Sen's picture of "argumentative India" challenges the notion that India's cultural heritage relates primarily to religion and spirituality and not to virtues more typically associated with Europe's Enlightenment. Logic, astronomy, mathematics, linguistics, and scientific inquiry have been constant features of the subcontinent, but an imperialistic reading of India's past crediting only Europe with such advances veiled them behind more "arcane and non-material" virtues. Yoga, transcendental meditation, and otherworldliness thus became the defining marks of "Hindu civilization."

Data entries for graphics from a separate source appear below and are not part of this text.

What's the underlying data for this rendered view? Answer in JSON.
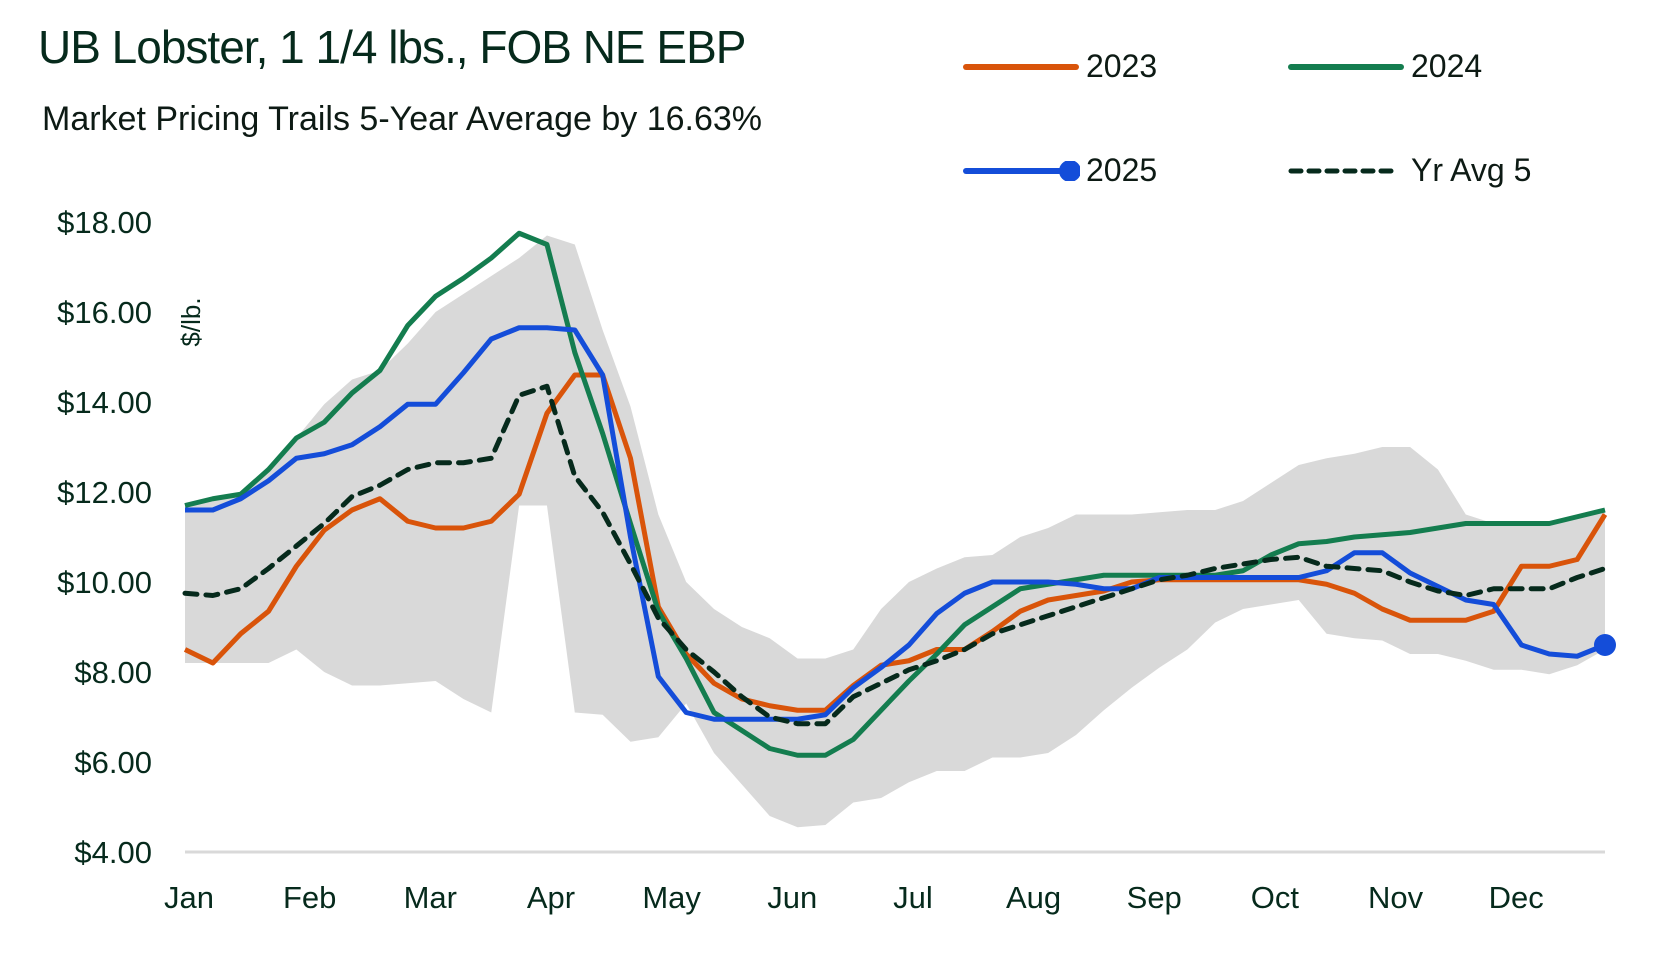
{
  "header": {
    "title": "UB Lobster, 1 1/4 lbs., FOB NE EBP",
    "subtitle": "Market Pricing Trails 5-Year Average by 16.63%"
  },
  "legend": {
    "placement": "top-right",
    "items": [
      {
        "label": "2023",
        "color": "#d9540a",
        "style": "solid",
        "marker": false
      },
      {
        "label": "2024",
        "color": "#147d4f",
        "style": "solid",
        "marker": false
      },
      {
        "label": "2025",
        "color": "#144dd9",
        "style": "solid",
        "marker": true
      },
      {
        "label": "Yr Avg 5",
        "color": "#062a1c",
        "style": "dashed",
        "marker": false
      }
    ]
  },
  "chart_data": {
    "type": "line",
    "title": "UB Lobster, 1 1/4 lbs., FOB NE EBP",
    "subtitle": "Market Pricing Trails 5-Year Average by 16.63%",
    "xlabel": "",
    "ylabel": "$/lb.",
    "ylim": [
      4,
      18
    ],
    "yticks": [
      4,
      6,
      8,
      10,
      12,
      14,
      16,
      18
    ],
    "ytick_labels": [
      "$4.00",
      "$6.00",
      "$8.00",
      "$10.00",
      "$12.00",
      "$14.00",
      "$16.00",
      "$18.00"
    ],
    "x_unit": "week",
    "x_count": 52,
    "month_labels": [
      "Jan",
      "Feb",
      "Mar",
      "Apr",
      "May",
      "Jun",
      "Jul",
      "Aug",
      "Sep",
      "Oct",
      "Nov",
      "Dec"
    ],
    "grid": false,
    "band": {
      "name": "5-year range",
      "color": "#d9d9d9",
      "upper": [
        11.7,
        11.85,
        11.95,
        12.5,
        13.2,
        13.95,
        14.5,
        14.7,
        15.3,
        16.0,
        16.4,
        16.8,
        17.2,
        17.7,
        17.5,
        15.6,
        13.9,
        11.5,
        10.0,
        9.4,
        9.0,
        8.75,
        8.3,
        8.3,
        8.5,
        9.4,
        10.0,
        10.3,
        10.55,
        10.6,
        11.0,
        11.2,
        11.5,
        11.5,
        11.5,
        11.55,
        11.6,
        11.6,
        11.8,
        12.2,
        12.6,
        12.75,
        12.85,
        13.0,
        13.0,
        12.5,
        11.5,
        11.3,
        11.3,
        11.3,
        11.5,
        11.6
      ],
      "lower": [
        8.2,
        8.2,
        8.2,
        8.2,
        8.5,
        8.0,
        7.7,
        7.7,
        7.75,
        7.8,
        7.4,
        7.1,
        11.7,
        11.7,
        7.1,
        7.05,
        6.45,
        6.55,
        7.3,
        6.2,
        5.5,
        4.8,
        4.55,
        4.6,
        5.1,
        5.2,
        5.55,
        5.8,
        5.8,
        6.1,
        6.1,
        6.2,
        6.6,
        7.15,
        7.65,
        8.1,
        8.5,
        9.1,
        9.4,
        9.5,
        9.6,
        8.85,
        8.75,
        8.7,
        8.4,
        8.4,
        8.25,
        8.05,
        8.05,
        7.95,
        8.15,
        8.5
      ]
    },
    "series": [
      {
        "name": "2023",
        "color": "#d9540a",
        "values": [
          8.5,
          8.2,
          8.85,
          9.35,
          10.35,
          11.15,
          11.6,
          11.85,
          11.35,
          11.2,
          11.2,
          11.35,
          11.95,
          13.75,
          14.6,
          14.6,
          12.75,
          9.45,
          8.4,
          7.75,
          7.4,
          7.25,
          7.15,
          7.15,
          7.7,
          8.15,
          8.25,
          8.5,
          8.5,
          8.9,
          9.35,
          9.6,
          9.7,
          9.8,
          10.0,
          10.05,
          10.05,
          10.05,
          10.05,
          10.05,
          10.05,
          9.95,
          9.75,
          9.4,
          9.15,
          9.15,
          9.15,
          9.35,
          10.35,
          10.35,
          10.5,
          11.5
        ]
      },
      {
        "name": "2024",
        "color": "#147d4f",
        "values": [
          11.7,
          11.85,
          11.95,
          12.5,
          13.2,
          13.55,
          14.2,
          14.7,
          15.7,
          16.35,
          16.75,
          17.2,
          17.75,
          17.5,
          15.1,
          13.3,
          11.3,
          9.35,
          8.3,
          7.1,
          6.7,
          6.3,
          6.15,
          6.15,
          6.5,
          7.15,
          7.8,
          8.4,
          9.05,
          9.45,
          9.85,
          9.95,
          10.05,
          10.15,
          10.15,
          10.15,
          10.15,
          10.15,
          10.25,
          10.6,
          10.85,
          10.9,
          11.0,
          11.05,
          11.1,
          11.2,
          11.3,
          11.3,
          11.3,
          11.3,
          11.45,
          11.6
        ]
      },
      {
        "name": "2025",
        "color": "#144dd9",
        "values": [
          11.6,
          11.6,
          11.85,
          12.25,
          12.75,
          12.85,
          13.05,
          13.45,
          13.95,
          13.95,
          14.65,
          15.4,
          15.65,
          15.65,
          15.6,
          14.6,
          11.0,
          7.9,
          7.1,
          6.95,
          6.95,
          6.95,
          6.95,
          7.05,
          7.65,
          8.1,
          8.6,
          9.3,
          9.75,
          10.0,
          10.0,
          10.0,
          9.95,
          9.85,
          9.85,
          10.1,
          10.1,
          10.1,
          10.1,
          10.1,
          10.1,
          10.25,
          10.65,
          10.65,
          10.2,
          9.9,
          9.6,
          9.5,
          8.6,
          8.4,
          8.35,
          8.6
        ],
        "end_marker": true
      },
      {
        "name": "Yr Avg 5",
        "color": "#062a1c",
        "dashed": true,
        "values": [
          9.75,
          9.7,
          9.85,
          10.3,
          10.8,
          11.3,
          11.9,
          12.15,
          12.5,
          12.65,
          12.65,
          12.75,
          14.15,
          14.35,
          12.35,
          11.55,
          10.4,
          9.2,
          8.5,
          8.0,
          7.45,
          7.0,
          6.85,
          6.85,
          7.45,
          7.75,
          8.05,
          8.25,
          8.5,
          8.85,
          9.05,
          9.25,
          9.45,
          9.65,
          9.85,
          10.05,
          10.15,
          10.3,
          10.4,
          10.5,
          10.55,
          10.35,
          10.3,
          10.25,
          10.0,
          9.8,
          9.7,
          9.85,
          9.85,
          9.85,
          10.1,
          10.3
        ]
      }
    ]
  }
}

Sen sharply critiques the notion of "clashing civilizations" espoused in the work of Samuel Huntington. Huntington stresses how postCold War politics are largely defined by cultural and religious differences. For Sen, assigning a single identity to any people distorts who they are and lays foundations for enmity and conflict. Sen's critique of the "clash of civilizations" (even more so in his recent book Identity and Violence) challenges the notion that India is a "Hindu" nation with a Hindu majority, as members of India's Hindu Right would have us believe. Their ideology of Hindutva, which pursues a theocratic state based upon Hindu identity, thrives upon hatred of Muslim and Christian minorities and violates the toleration epitomized by Akbar. Sen's critique also thwarts any suggestion that democracy is the West's gift to the rest. Democracy for Sen is not only the best political system; it can be achieved elsewhere without cultural imperialism or mimicry.

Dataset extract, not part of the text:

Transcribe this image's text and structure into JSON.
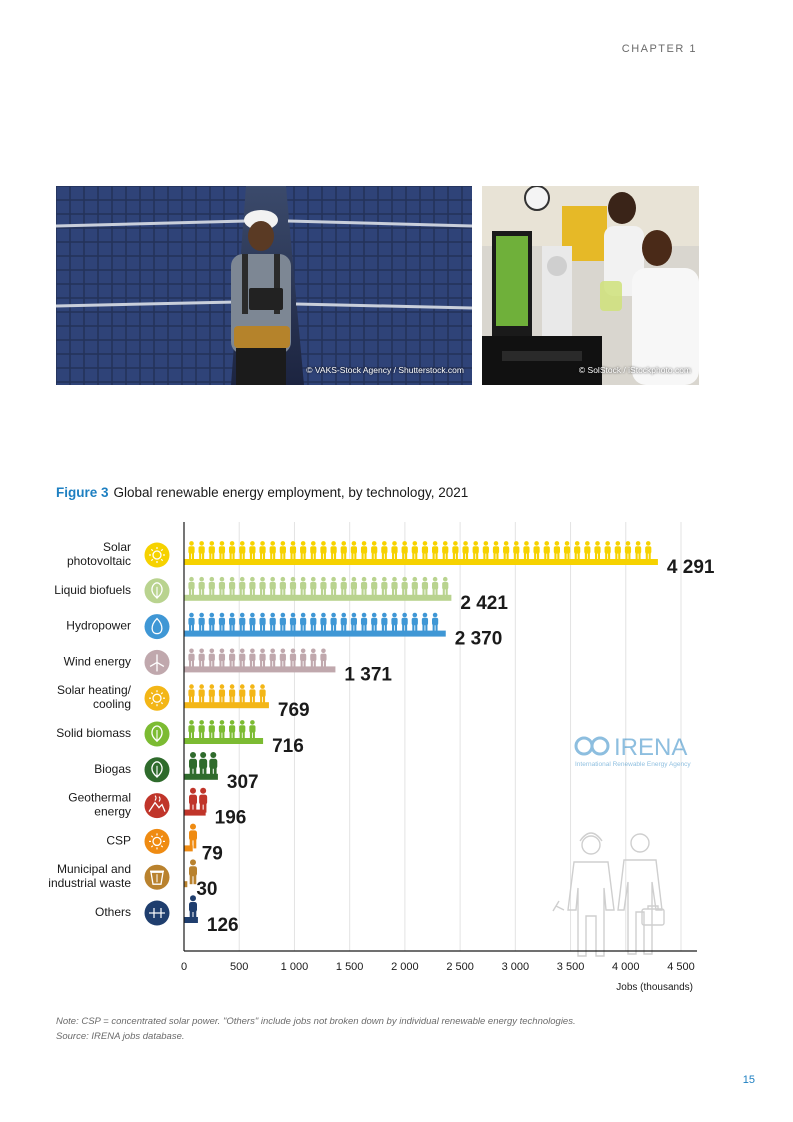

As much as Sen stresses the virtues of India's argumentative tradition, the book could have been more forthright in identifying its limitations. Argument is most constructive when it leads to consensus that furthers the common good. Short of that, one is left with a sea of "conversations" that displace real action. India's politicians are widely criticized for their corruption and inability to implement plans that secure basic needs such as public health, infrastructure, and education. The country's legal system, presumably a venue for argument in the service of justice, is the most over-docketed system in the world. A woman who has been raped may wait as many as nine years to have her case heard. While argument is preferable to violence, Sen makes no compelling case that it ensures the rule of law, the sanctity of contracts, and administrative efficiency, qualities essential in today's changing economic climate.
While Sen's book focuses on Indian culture and identity, Friedman highlights the increasing skill, speed, and efficiency with which Indians and Chinese are competing for global wealth. Friedman is no stranger to questions about cultural roots. In his brilliant earlier book, The Lexus and the Olive Tree, he describes the challenge of going "glocal,"Â of staying rooted in cultural traditions (the "olive tree") while participating in the global economy (the "lexus"). By and large, The World is Flat is Friedman's discussion of the lexus without the olive tree.
Central to Friedman's thesis is what he calls the "triple convergence" of forces that have been flattening the world since the fall of the Berlin Wall. The first is the combined impact of ten "flatteners," largely related to information technology, to facilitate unprecedented participation in the global economy. This has produced a "web-enabled platform" that enables collaboration by companies, universities, and individuals regardless of location. The next convergence is the historical shift from a world defined by vertical to horizontal relationships between people, nations, and businesses. Examples range from how companies create different departments worldwide that collaborate with each other to the sharing of security information by various national intelligence agencies. The third convergence is the dramatic surge in economic participation as economies opened up in places like China, India, Russia, Eastern Europe, and Latin America.